Sorry for the delay @ffarhour , I will try this today and provide my comments.
@ffarhour I don't have anything to add to John's comments. I think the most important thing is the flexibility to use latest-date value, or specify values to use. Also, I like John's heatmap for DOBFS a lot, does the current version support that too? (If not it's OK, not a huge priority)
BTW, when I run test_json2vega.py on luigi, I got an error:
Traceback (most recent call last):
File "test_json2vega.py", line 85, in
Is this because I missed some dependencies? It would also be nice to specify all the dependencies it needs.
Anyway, thank you for doing this @ffarhour . Good job! Looking forward to seeing the final version of this and trying it out on some of our performance characterization works!
@yzhwang check your python-pandas version for the to_dict call. I've got 0.18 on my machine, which appears to work.
Thanks @jowens ! After I upgraded pandas on luigi, it could run. But it took me longer than I expect to finally get the result since I had to go through a lot of efforts to install node.js, d3 and vega-lite. @ffarhour I think you should imply these as dependencies for running gunrock.io. Also, as @jowens said, the output is a json file, which as a user who never tried vega-lite before as me, I don't know how to visualize it. So probably make the output as a vector graph in pdf or svg format?

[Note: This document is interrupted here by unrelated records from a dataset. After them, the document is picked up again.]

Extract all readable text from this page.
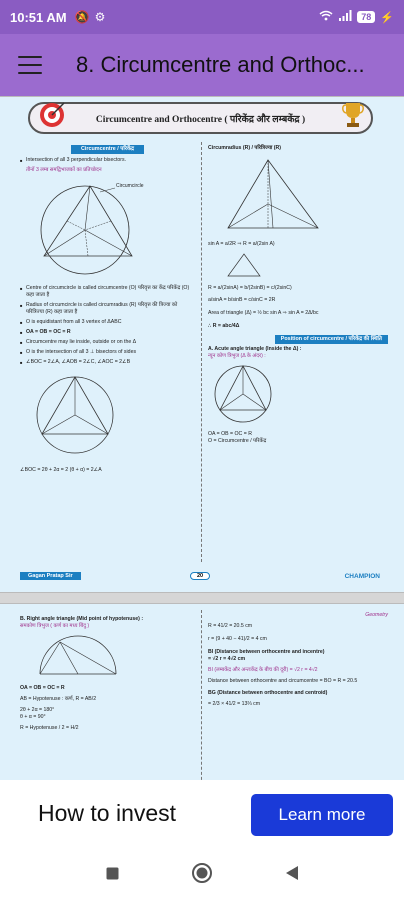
10:51 AM 🔕 ⚙	78 ⚡
8. Circumcentre and Orthoc...
Circumcentre and Orthocentre ( परिकेंद्र और लम्बकेंद्र )
Circumcentre / परिकेंद्र
■ Intersection of all 3 perpendicular bisectors.
तीनों 3 लम्ब समद्विभाजकों का प्रतिच्छेदन
Circumcircle
■ Centre of circumcircle is called circumcentre (O) परिवृत्त का केंद्र परिकेंद्र (O) कहा जाता है
■ Radius of circumcircle is called circumradius (R) परिवृत्त की त्रिज्या को परित्रिज्या (R) कहा जाता है
■ O is equidistant from all 3 vertex of ΔABC
■ OA = OB = OC = R
■ Circumcentre may lie inside, outside or on the Δ
■ O is the intersection of all 3 ⊥ bisectors of sides
■ ∠BOC = 2∠A, ∠AOB = 2∠C, ∠AOC = 2∠B
∠BOC = 2θ + 2α = 2 (θ + α) = 2∠A
Circumradius (R) / परित्रिज्या (R)
sin A = a/2R ⇒ R = a/(2sin A)
R = a/(2sinA) = b/(2sinB) = c/(2sinC)
a/sinA = b/sinB = c/sinC = 2R
Area of triangle (Δ) = ½ bc sin A ⇒ sin A = 2Δ/bc
∴ R = abc/4Δ
Position of circumcentre / परिकेंद्र की स्थिति
A. Acute angle triangle (Inside the Δ) :
न्यून कोण त्रिभुज (Δ के अंदर) :
OA = OB = OC = R
O = Circumcentre / परिकेंद्र
Gagan Pratap Sir	20	CHAMPION
B. Right angle triangle (Mid point of hypotenuse) :
समकोण त्रिभुज ( कर्ण का मध्य बिंदु )
OA = OB = OC = R
AB = Hypotenuse : कर्ण, R = AB/2
2θ + 2α = 180°
θ + α = 90°
R = Hypotenuse / 2 = H/2
Geometry
R = 41/2 = 20.5 cm
r = (9 + 40 − 41)/2 = 4 cm
BI (Distance between orthocentre and incentre)
= √2 r = 4√2 cm
BI (लम्बकेंद्र और अन्तःकेंद्र के बीच की दूरी) = √2 r = 4√2
Distance between orthocentre and circumcentre = BO = R = 20.5
BG (Distance between orthocentre and centroid)
= 2/3 × 41/2 = 13⅔ cm
How to invest	Learn more
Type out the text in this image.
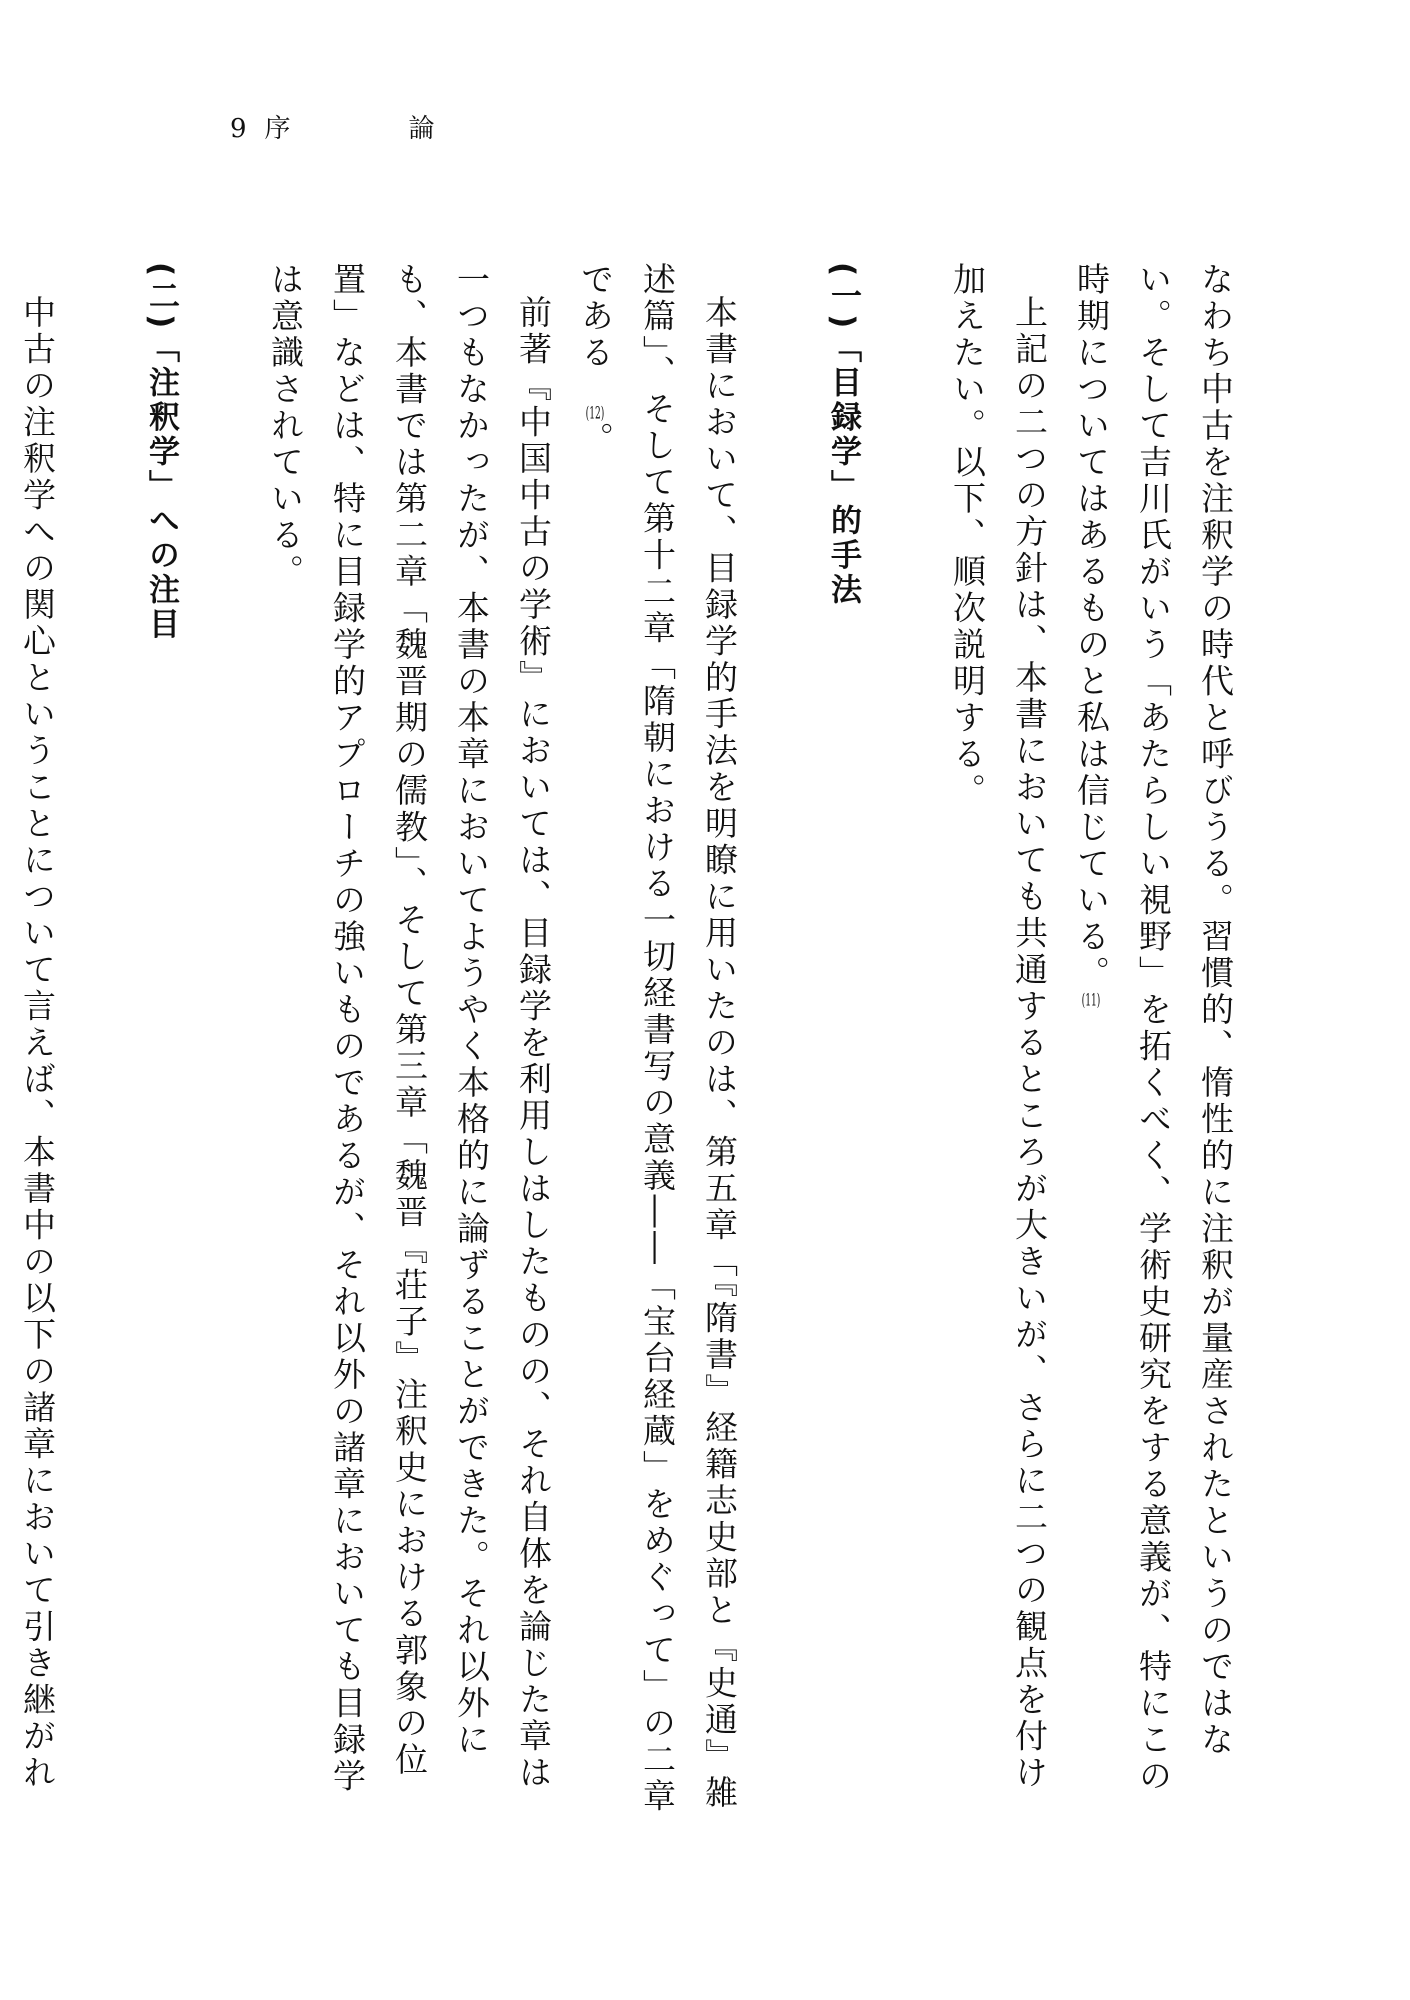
9 序　論

なわち中古を注釈学の時代と呼びうる。習慣的、惰性的に注釈が量産されたというのではない。そして吉川氏がいう「あたらしい視野」を拓くべく、学術史研究をする意義が、特にこの時期についてはあるものと私は信じている。(11)

上記の二つの方針は、本書においても共通するところが大きいが、さらに二つの観点を付け加えたい。以下、順次説明する。

(一)「目録学」的手法

本書において、目録学的手法を明瞭に用いたのは、第五章「『隋書』経籍志史部と『史通』雑述篇」、そして第十二章「隋朝における一切経書写の意義――「宝台経蔵」をめぐって」の二章である(12)。

前著『中国中古の学術』においては、目録学を利用しはしたものの、それ自体を論じた章は一つもなかったが、本書の本章においてようやく本格的に論ずることができた。それ以外にも、本書では第二章「魏晋期の儒教」、そして第三章「魏晋『荘子』注釈史における郭象の位置」などは、特に目録学的アプローチの強いものであるが、それ以外の諸章においても目録学は意識されている。

(二)「注釈学」への注目

中古の注釈学への関心ということについて言えば、本書中の以下の諸章において引き継がれ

Agreed on listing the dependencies.
I think the best thing the script should do to visualize the output is also to output an html file that wraps the JSON file (as my old script did). @yzhwang in the meantime you can paste the JSON into the vega-lite editor (that's what I did).
Hi all. Sorry for the late reply, I think I'm coming down with a cold. Anyways, thanks for the comments. I will work on these and report back soon. @yzhwang at the moment the code doesn't support the heatmap, but I'll integrate it once I fix everything else. @jowens @yzhwang what's the best way to list dependencies? I know that I can use setuptools' "install_requires", but I'm not sure if that will be helpful for non-python packages such as nodejs. Also, do you think it would be worth having a function to automatically generate the png files using vega-lite?
Just put the list of dependences in the readme (and maybe in the usage() call in the script).
I think generating a PDF is much more useful than a PNG, so I would be in favor of PDF output.
Thanks :) Of course, PDF would be much better, will look into that.
I've fixed most of the things you asked. I am planning to focus on adding more plot types next. Changes made:
run
function implemented to do the read, parse, write automatically, without the need for user interferenceOnce I have more implemented more plot types I will submit another pull request
Great! Looking forward to reading it. These are all good improvements.
This is my work so far (mostly done in the past week). @jowens @yzhwang @huanzhang12 I wanted to get some feedback on the quality of my code, and any suggestions on how to improve.
The main file to look at is json2vega.py which takes in json outputs in a specific folder and spits out a graph based on your preferences.
Right now I haven't finished the commandline arguments, but have hardcoded a test in the main function.
Summary of what the code does and how it is structured:
Thanks in advance for your feedback!